[Pkg-utopia-maintainers] Bug#1005889: dbus: flaky autopkgtest on ppc64el: dbus/integration/transient-services.sh.test

Paul Gevers elbrus at debian.org
Mon Feb 21 19:03:45 GMT 2022


Hi Simon,

On 21-02-2022 12:10, Simon McVittie wrote:
> Is there anything unusual about the ppc64el CI-runners compared with other
> architectures? (For example: lots of CPUs, few CPUs, lots of RAM, less RAM,
> lots of I/O bandwidth, running on tmpfs, using qemu, using lxc, running
> many tests in parallel, ...)

Our ppc64el runners are quite similar in terms of CPU, RAM etc as most 
of our amd64/i386/arm64 workers. The thing I noticed them to be 
different is that they seem to run in a virtual environment:
debian at ci-worker-ppc64el-01:~$ lspci
00:01.0 Ethernet controller: Red Hat, Inc. Virtio network device
00:02.0 SCSI storage controller: Red Hat, Inc. Virtio SCSI
00:03.0 USB controller: Red Hat, Inc. QEMU XHCI Host Controller (rev 01)
00:04.0 Communication controller: Red Hat, Inc. Virtio console
00:05.0 Unclassified device [00ff]: Red Hat, Inc. Virtio memory balloon
00:06.0 VGA compatible controller: Device 1234:1111 (rev 02)

>>From https://ci.debian.net/packages/d/dbus/testing/ppc64el/ it looks like
> this is failing about 25% of the time, does that match your experience?

I was totally judging form this page, so yes.

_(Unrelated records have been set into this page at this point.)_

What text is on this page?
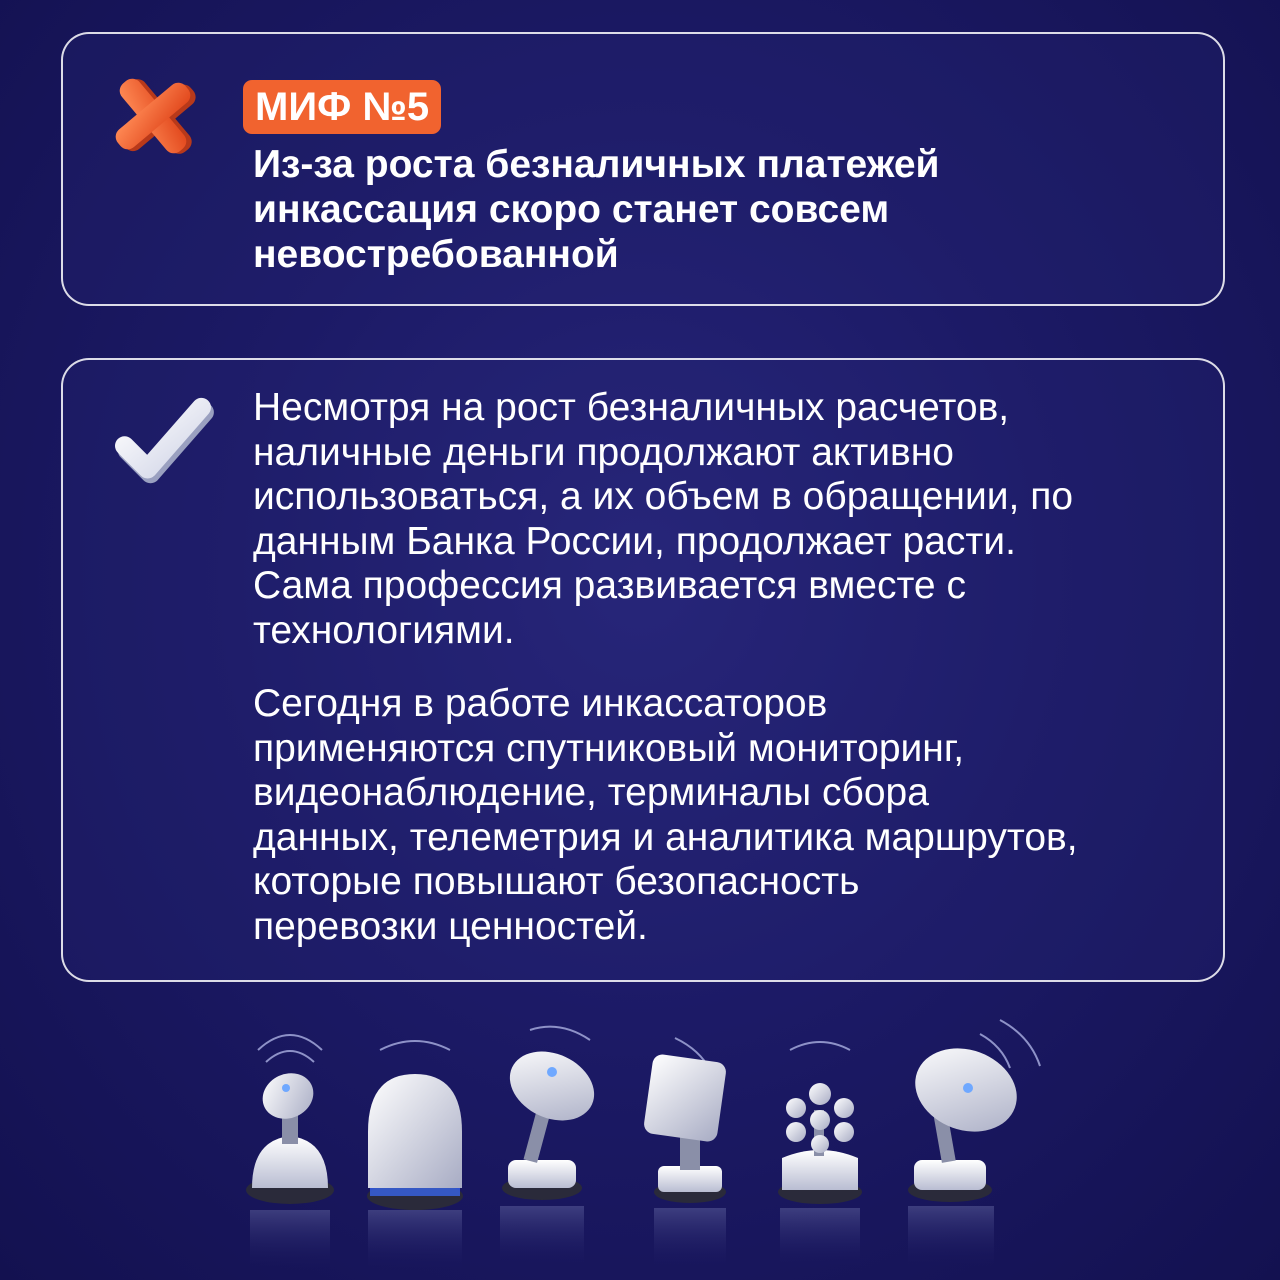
МИФ №5
Из-за роста безналичных платежей
инкассация скоро станет совсем
невостребованной
Несмотря на рост безналичных расчетов,
наличные деньги продолжают активно
использоваться, а их объем в обращении, по
данным Банка России, продолжает расти.
Сама профессия развивается вместе с
технологиями.
Сегодня в работе инкассаторов
применяются спутниковый мониторинг,
видеонаблюдение, терминалы сбора
данных, телеметрия и аналитика маршрутов,
которые повышают безопасность
перевозки ценностей.
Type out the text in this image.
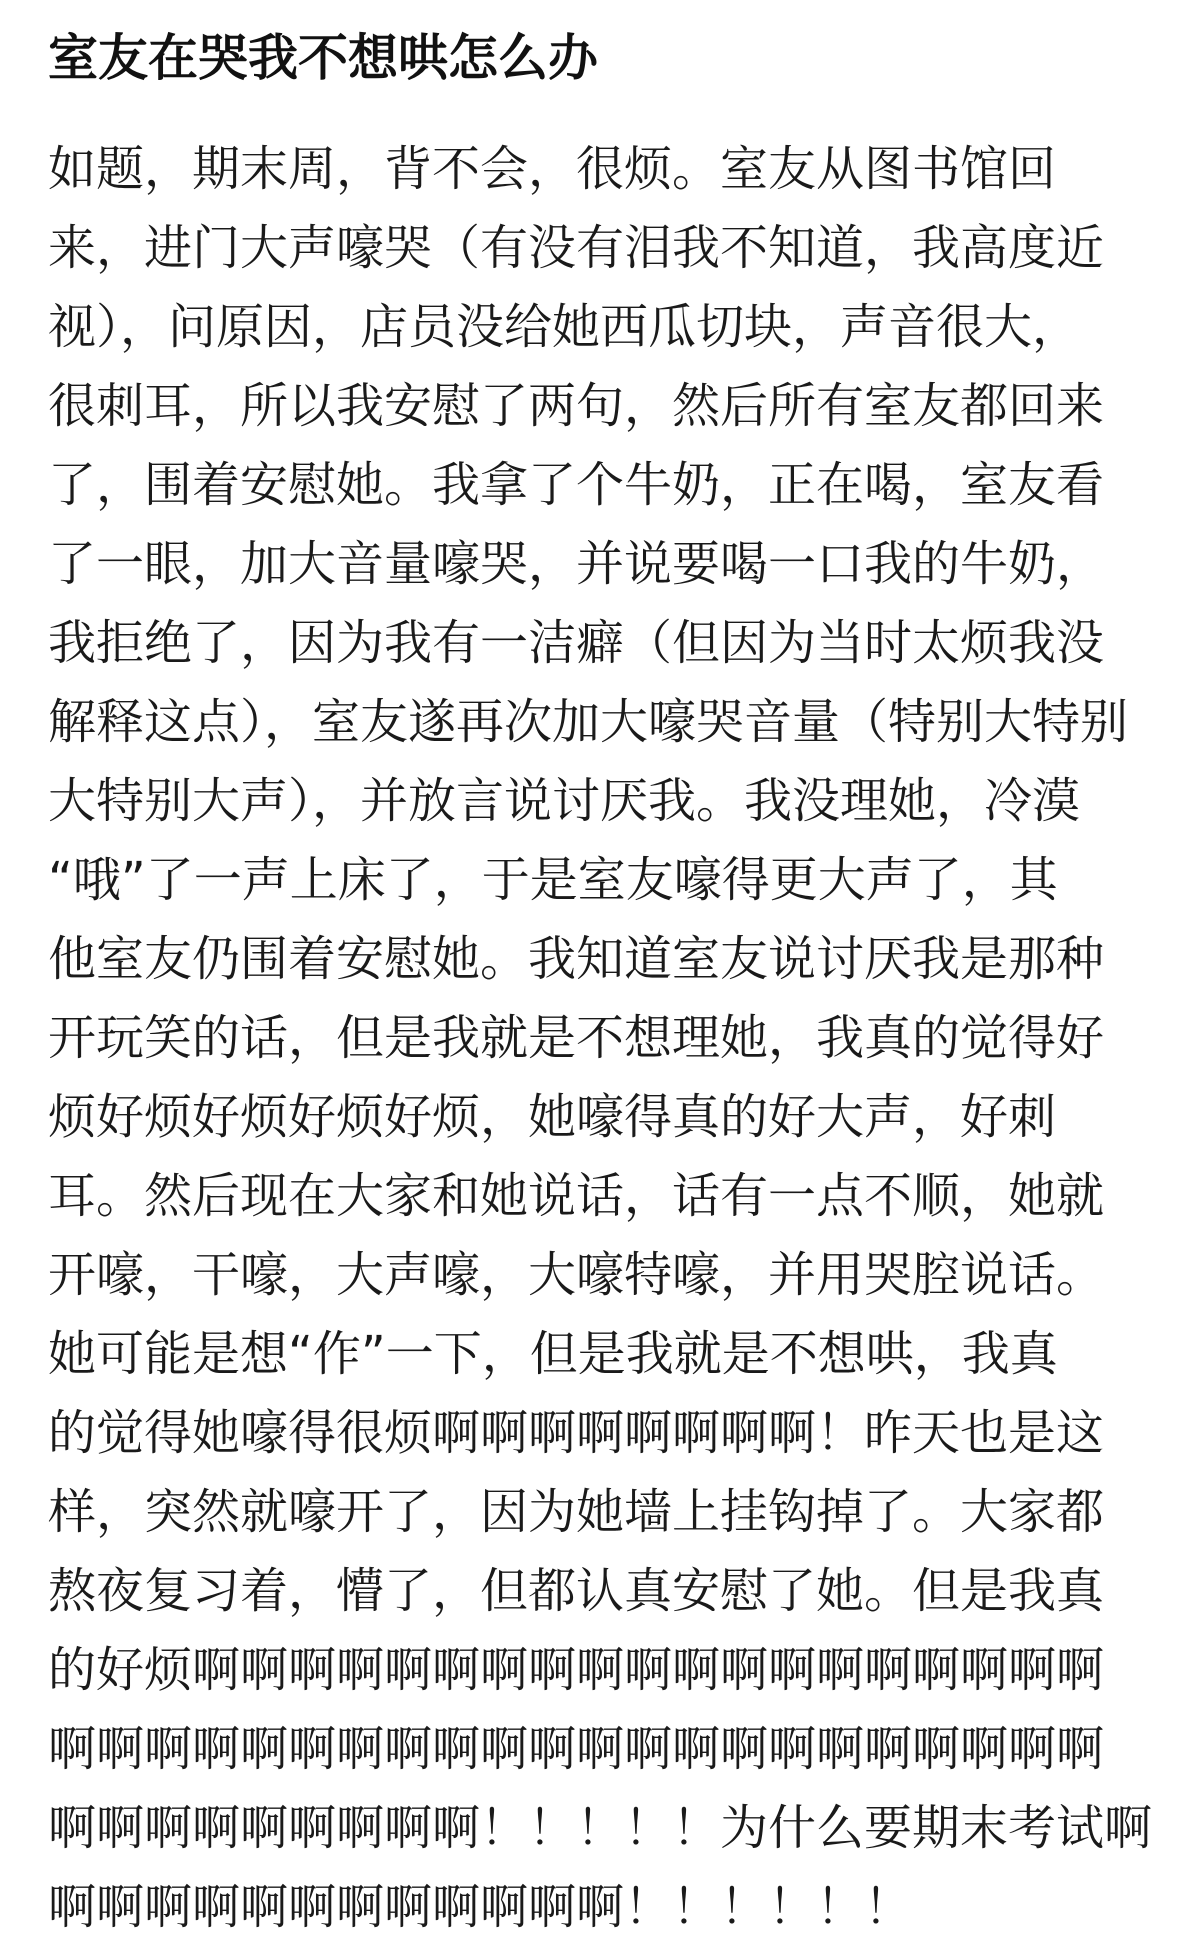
室友在哭我不想哄怎么办
如题，期末周，背不会，很烦。室友从图书馆回
来，进门大声嚎哭（有没有泪我不知道，我高度近
视），问原因，店员没给她西瓜切块，声音很大，
很刺耳，所以我安慰了两句，然后所有室友都回来
了，围着安慰她。我拿了个牛奶，正在喝，室友看
了一眼，加大音量嚎哭，并说要喝一口我的牛奶，
我拒绝了，因为我有一洁癖（但因为当时太烦我没
解释这点），室友遂再次加大嚎哭音量（特别大特别
大特别大声），并放言说讨厌我。我没理她，冷漠
“哦”了一声上床了，于是室友嚎得更大声了，其
他室友仍围着安慰她。我知道室友说讨厌我是那种
开玩笑的话，但是我就是不想理她，我真的觉得好
烦好烦好烦好烦好烦，她嚎得真的好大声，好刺
耳。然后现在大家和她说话，话有一点不顺，她就
开嚎，干嚎，大声嚎，大嚎特嚎，并用哭腔说话。
她可能是想“作”一下，但是我就是不想哄，我真
的觉得她嚎得很烦啊啊啊啊啊啊啊啊！昨天也是这
样，突然就嚎开了，因为她墙上挂钩掉了。大家都
熬夜复习着，懵了，但都认真安慰了她。但是我真
的好烦啊啊啊啊啊啊啊啊啊啊啊啊啊啊啊啊啊啊啊
啊啊啊啊啊啊啊啊啊啊啊啊啊啊啊啊啊啊啊啊啊啊
啊啊啊啊啊啊啊啊啊！！！！！为什么要期末考试啊
啊啊啊啊啊啊啊啊啊啊啊啊！！！！！！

>> Bail out! /run/user/1000/dbus-1/services is not a directory
> 
> My best guess at the root cause for this is that when
> gnome-desktop-testing-runner schedules lots of unit tests in a
> newly-opened user session, if the integration test for transient
> services happens to be one of the first ones to be run, then the session
> dbus-daemon will not necessarily have been started by systemd socket
> activation just yet. If the test runner has a large number of CPU cores,
> then that makes it more likely that the test will win the race with the
> dbus-daemon, resulting in failure.

I don't experience our ppc64el hosts as extremely fast, but who knows.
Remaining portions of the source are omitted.